Jean de Rufz de Lavison (1910)

Du mode de penetration de quelques sels dans la plante vivante
Transl.: “About the penetration of some salts into the living plants”

Rufz de Lavison

I don’t know how old the author was when he wrote this paper, but I also imagine him very young, because of his very direct, nearly blunt way of writing, his particular way of describing his methods and his way of citing. Rufz de Lavison extensively uses the first person, even more than usually done at that time. The author with his strange name of a French noble family doesn’t mention any title or position on the title page, but mentions at the end that the work was done at the Sorbonne, in the laboratory of Prof. Gaston Bonnier, who appears to have been an influential botanist at his time (see wiki entry). The author makes a short introduction in which he challenges the idea that plants lack the ability to select the nutrients that will be transported to the shoot. Here is how he formulates his question (my translation): “I wondered whether it would indeed be possible that a salt would penetrate a plant by following only the cellulose. Actually, I felt that the suberised frames of the endodermis would interrupt the continuity of the cellulose in the root.  . . .  I have tried to experimentally address this question for some salts.” Original: “Je me suis demandé s’il était possible qu’un sel pénétrât dans la plante, en suivant uniquement de la cellulose. Il me semblait, en effet, que les cadres subérisés de l’endoderme interrompaient la continuité de la cellulose dans la racine. … J’ai essayé de résoudre expérimantalement cette question pour quelques sels.”
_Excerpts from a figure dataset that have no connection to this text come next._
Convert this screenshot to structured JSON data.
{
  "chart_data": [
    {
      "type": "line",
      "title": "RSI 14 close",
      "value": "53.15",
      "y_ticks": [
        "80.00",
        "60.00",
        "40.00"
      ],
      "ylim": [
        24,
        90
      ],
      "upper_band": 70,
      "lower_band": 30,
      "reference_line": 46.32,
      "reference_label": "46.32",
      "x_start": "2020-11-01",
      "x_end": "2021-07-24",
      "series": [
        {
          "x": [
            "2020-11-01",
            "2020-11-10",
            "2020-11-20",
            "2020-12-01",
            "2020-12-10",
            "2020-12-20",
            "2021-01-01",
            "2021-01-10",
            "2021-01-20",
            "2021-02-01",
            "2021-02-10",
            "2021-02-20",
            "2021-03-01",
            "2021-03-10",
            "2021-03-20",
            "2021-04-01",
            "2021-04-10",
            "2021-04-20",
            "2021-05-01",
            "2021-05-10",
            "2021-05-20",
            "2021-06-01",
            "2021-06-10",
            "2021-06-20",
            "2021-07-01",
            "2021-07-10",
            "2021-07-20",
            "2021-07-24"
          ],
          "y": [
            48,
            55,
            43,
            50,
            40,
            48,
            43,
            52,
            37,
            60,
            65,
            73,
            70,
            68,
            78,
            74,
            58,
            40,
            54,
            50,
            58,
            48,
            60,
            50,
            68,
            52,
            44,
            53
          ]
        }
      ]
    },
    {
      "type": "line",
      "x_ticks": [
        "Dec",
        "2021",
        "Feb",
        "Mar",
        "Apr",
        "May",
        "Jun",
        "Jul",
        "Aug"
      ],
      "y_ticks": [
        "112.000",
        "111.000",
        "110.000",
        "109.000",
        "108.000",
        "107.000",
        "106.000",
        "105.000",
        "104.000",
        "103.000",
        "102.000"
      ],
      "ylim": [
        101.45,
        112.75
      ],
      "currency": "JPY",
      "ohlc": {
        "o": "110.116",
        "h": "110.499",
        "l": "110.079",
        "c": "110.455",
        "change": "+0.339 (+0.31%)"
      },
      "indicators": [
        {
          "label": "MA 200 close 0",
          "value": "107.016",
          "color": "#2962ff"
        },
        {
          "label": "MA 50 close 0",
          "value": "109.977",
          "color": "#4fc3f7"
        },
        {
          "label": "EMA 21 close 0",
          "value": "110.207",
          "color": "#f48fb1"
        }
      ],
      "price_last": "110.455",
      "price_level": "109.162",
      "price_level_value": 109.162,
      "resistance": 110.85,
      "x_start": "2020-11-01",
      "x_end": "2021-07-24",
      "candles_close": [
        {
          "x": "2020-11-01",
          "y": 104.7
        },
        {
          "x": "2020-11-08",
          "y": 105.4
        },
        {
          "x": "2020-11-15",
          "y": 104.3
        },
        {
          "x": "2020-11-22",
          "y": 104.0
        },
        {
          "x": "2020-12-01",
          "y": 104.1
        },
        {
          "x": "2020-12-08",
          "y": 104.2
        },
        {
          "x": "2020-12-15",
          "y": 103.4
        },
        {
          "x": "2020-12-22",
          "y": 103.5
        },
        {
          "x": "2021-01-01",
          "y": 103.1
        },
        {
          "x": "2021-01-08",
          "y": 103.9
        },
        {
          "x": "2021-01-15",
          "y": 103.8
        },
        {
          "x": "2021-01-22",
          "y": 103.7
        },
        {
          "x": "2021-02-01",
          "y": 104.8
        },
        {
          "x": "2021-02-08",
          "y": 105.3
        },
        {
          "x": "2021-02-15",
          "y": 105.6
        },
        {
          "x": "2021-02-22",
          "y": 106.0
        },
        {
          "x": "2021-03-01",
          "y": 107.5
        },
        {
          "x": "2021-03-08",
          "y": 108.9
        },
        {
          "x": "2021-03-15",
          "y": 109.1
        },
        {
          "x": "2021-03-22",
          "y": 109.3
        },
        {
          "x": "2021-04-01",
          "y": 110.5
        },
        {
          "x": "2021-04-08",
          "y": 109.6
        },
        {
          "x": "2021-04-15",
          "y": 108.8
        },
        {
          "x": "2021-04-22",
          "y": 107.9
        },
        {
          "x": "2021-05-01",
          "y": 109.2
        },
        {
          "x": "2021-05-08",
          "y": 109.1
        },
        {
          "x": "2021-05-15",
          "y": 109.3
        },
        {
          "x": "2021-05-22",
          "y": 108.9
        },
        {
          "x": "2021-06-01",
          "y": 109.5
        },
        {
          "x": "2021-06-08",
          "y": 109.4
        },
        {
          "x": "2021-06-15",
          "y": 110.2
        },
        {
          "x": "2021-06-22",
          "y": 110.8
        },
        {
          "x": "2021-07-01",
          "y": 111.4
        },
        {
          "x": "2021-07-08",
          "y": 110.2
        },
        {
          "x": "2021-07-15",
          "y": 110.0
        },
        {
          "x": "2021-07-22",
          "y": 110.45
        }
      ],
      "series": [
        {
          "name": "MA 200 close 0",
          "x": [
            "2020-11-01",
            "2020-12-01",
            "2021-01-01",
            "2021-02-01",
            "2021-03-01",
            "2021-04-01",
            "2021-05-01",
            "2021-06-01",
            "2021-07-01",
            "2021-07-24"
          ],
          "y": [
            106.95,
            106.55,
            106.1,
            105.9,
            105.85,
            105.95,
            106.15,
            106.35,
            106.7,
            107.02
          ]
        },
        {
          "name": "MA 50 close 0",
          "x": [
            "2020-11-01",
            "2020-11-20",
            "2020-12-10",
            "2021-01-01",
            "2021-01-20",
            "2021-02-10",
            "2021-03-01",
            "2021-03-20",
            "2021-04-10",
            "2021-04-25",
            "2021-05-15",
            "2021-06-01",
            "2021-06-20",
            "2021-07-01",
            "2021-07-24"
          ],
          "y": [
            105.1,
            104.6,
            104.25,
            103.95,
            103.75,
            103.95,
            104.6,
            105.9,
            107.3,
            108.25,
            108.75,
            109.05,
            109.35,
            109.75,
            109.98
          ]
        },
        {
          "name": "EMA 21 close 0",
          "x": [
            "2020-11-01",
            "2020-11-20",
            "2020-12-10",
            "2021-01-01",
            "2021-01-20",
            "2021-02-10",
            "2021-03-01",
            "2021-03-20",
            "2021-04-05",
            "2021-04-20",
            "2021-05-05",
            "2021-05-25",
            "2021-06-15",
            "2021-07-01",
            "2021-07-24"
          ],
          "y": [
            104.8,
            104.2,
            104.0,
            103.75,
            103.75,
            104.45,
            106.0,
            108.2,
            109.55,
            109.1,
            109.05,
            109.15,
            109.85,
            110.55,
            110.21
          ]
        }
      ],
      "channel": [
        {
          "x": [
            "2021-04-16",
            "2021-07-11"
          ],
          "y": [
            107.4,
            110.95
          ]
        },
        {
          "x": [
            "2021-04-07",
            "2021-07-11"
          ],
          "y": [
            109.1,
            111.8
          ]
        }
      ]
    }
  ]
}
The experiments he does are very simple: Using salts that can easily be detected, he treats plant roots with different salt solutions and looks whether there is no penetration into the cells themselves. If the salt isn’t taken up by the protoplast, he uses it (in his case iron sulfate) to visualize the block of uptake at the level of the endodermis. The important difference to earlier experiment was the awareness of Rufz de Lavison that the plants needed to stay alive during the treatment (he was an early live-imager!). His way of assessing whether he uses too much of a given salt was very simple indeed – he gently squeezed the roots; if they had become soft, they were discarded. Only conditions were the roots remained turgescent were considered as being instructive.